I should have known better than to browse the internet. I have far too much free time (since I can’t easily find work for the very short timeline before I give birth) and limited transportation. So, I’ve succumbed to reading pregnancy forums, and online advice.
I really didn’t expect women claiming to feel guilty for eating chips once a week, or having pizza for dinner from time to time. I didn’t expect the occasional cup of coffee during pregnancy to be equated with child abuse. Hell, I didn’t expect to see supposed doctors advising women not to let their heart rates go above 140, or to lift over 15lbs on some sites.
So, I’ll just accept it. I’m a bad mother already, and there’s nothing I can do about it. I take medication for my asthma and a modern antihistamine for my allergies (though I checked both with motherrisk). I occasionally eat sushi with raw fish (though not from the hole in the wall place, or anywhere new). I have cut down on the coffee, but I still make the occasional soy latte. I don’t apologize for eating a large portion of nachos, or my renewed chips-and-dip addiction. I don’t think I’d have made it without medication for morning sickness for a few weeks. And I certainly am not worried about hauling down my kayak, tiring myself out swimming, or making a hilarious attempt at running my usual route.
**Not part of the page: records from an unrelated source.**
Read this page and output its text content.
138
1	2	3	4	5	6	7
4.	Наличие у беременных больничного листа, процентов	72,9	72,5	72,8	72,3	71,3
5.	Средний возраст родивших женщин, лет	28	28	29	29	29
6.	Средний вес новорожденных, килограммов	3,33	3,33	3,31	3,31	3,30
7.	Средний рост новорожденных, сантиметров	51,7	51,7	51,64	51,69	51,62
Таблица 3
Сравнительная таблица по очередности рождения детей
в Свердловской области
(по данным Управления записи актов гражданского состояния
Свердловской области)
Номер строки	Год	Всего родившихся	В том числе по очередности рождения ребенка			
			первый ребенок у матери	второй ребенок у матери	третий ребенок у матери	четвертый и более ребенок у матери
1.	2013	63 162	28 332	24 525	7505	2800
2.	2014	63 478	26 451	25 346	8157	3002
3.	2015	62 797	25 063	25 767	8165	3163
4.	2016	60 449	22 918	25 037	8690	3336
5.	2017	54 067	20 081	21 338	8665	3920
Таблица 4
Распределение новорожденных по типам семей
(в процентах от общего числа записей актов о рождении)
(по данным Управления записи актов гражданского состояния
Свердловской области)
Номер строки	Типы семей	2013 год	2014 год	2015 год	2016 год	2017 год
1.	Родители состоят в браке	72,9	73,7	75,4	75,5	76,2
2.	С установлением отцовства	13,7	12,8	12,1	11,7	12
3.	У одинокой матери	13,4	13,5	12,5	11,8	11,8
Still, it’s hard not to worry that I’m a horrible horrible person for not living up to a perfect standard of behaviour. Maybe I’m dooming the poor child a little more each time I take a swim, or eat something not entirely healthy. Maybe the medication has some subtle effect that will doom the kid to a life of addiction to antihistamines. Maybe I’m just not cut out for this.
I guess it’s all preparation for the expectations to come. I’m likely to be working part-time when the kidlet is about 2 months old. Sure, the kid will be with Dad when I’m out, and I’ll be far more sane for the break. But it’s probably all wrong. If the kid gets an occasional bottle of pumped milk or, even worse, formula, it’s probably going to make my potential Nobel winner a High School dropout.
But, I guess that’s the way it is. My husband has committed to being an equal parent, even in the early years. I expect he’ll get unwarranted praise for it, as he does for being the primary cook and grocery purchaser. I’ll probably really enjoy my part of it, and I’m looking forward to it. If only I could get away from the guilt.
I’m in my mid-thirties, and a PhD student in computer science.